When Willie Richardson moved from South Carolina to Oregon in 1978, she came with her three sisters and their families. Though the five adults and six kids traveled in cars rather than a covered wagon, as African Americans from the South moving West to reinvent their lives, they were akin to pioneers.

Forty years later, the Oregon Black Pioneers, a group Richardson has shepherded since 2004, is being honored with the 2017 George McMath Historic Preservation Award, presented annually by the UO Historic Preservation Program in the School of Architecture and Allied Arts.

The award will be presented at a luncheon beginning at 11:30 a.m. Wednesday, May 17, at the White Stag Block, 70 NW Couch Street in Portland.
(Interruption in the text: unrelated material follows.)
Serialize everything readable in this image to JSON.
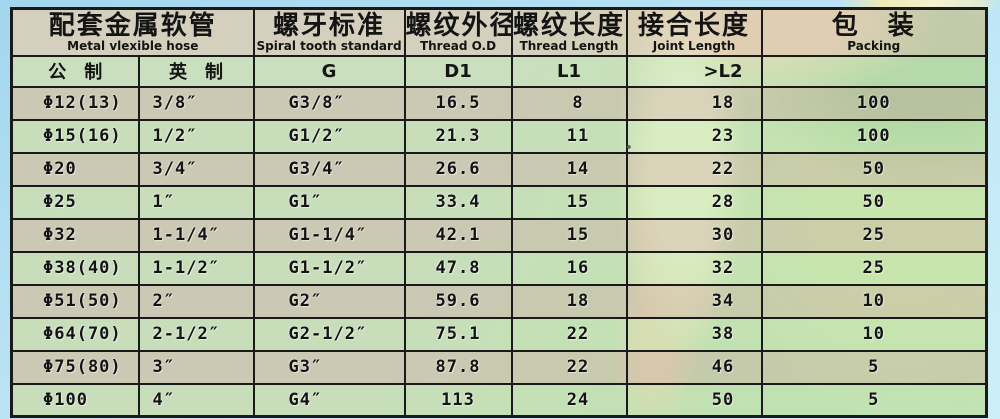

Tickets, which cost $50, may be ordered online at hp.uoregon.edu/mcmath. For information, call 541-346-3697.

Since 1993, the Oregon Black Pioneers has produced publications, exhibitions, conferences, and stage productions, delivered presentations in classrooms and boardrooms, recognized burial sites of Black pioneers in Oregon, and published two books, Perseverance: A History of African Americans in Oregon’s Marion and Polk Counties, and African Americans of Portland.
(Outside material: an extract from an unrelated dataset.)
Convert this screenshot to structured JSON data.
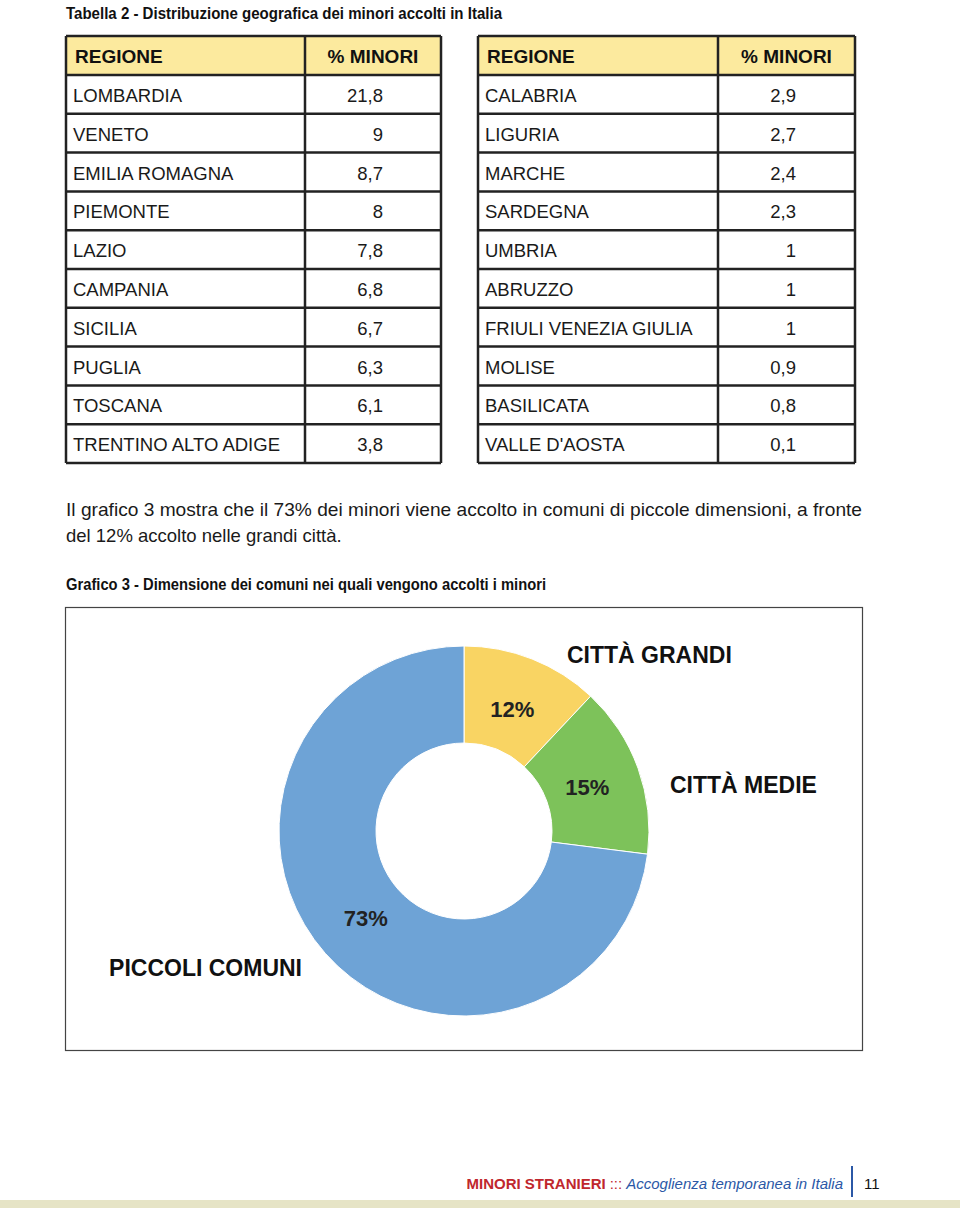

The group was recently asked to help with the UO’s plans to create a Black Cultural Center.

In partnership with the State Historic Preservation Office, Oregon Black Pioneers has documented historic sites statewide that have been centers of African American population. The long-term goal is to prepare a National Register of Historic Places’ multiple property document for the whole state.

“We want to bring the story of African Americans in Oregon alive,” Richardson said, “and make sure that not just our children who look like us but everybody sees the value of and how we are part of the fabric of this state we all call home.”

Researching the history of blacks in Oregon is often sobering, Richardson said.

“As you delve into it you are really humbled by what the folks who cleared the pathway for you did, even against horrendous circumstances and obstacles placed in their way,” he said. “You feel honored to tell their stories because it’s their stories and their lives that made it possible for us to be here in this state.”

“All Aboard: Railroading and Portland’s Black Community,” the group’s exhibition held at the Oregon Historical Society in 2013, focused on the African American community around Portland’s Union Station from the 1800s to 1940s. The exhibit was later displayed in Salem and Eugene.

Oregon Black Pioneers is now working to mount “Racing to Change: Oregon’s Civil Rights Years,” which will be on display at The Oregon History Museum starting in January 2018.

The prestigious McMath Award “will elevate us to another layer of outreach to other folks out there and hopefully some of them will want to become involved,” Richardson said.“We are delighted that, for the first time, the McMath Award recognizes an organization rather than an individual,” noted James Buckley, director of the UO’s Historic Preservation Program. “It has required a true team effort for the Oregon Black Pioneers to locate and celebrate the many pieces of African American history in this state, and we are excited to highlight their many accomplishments.”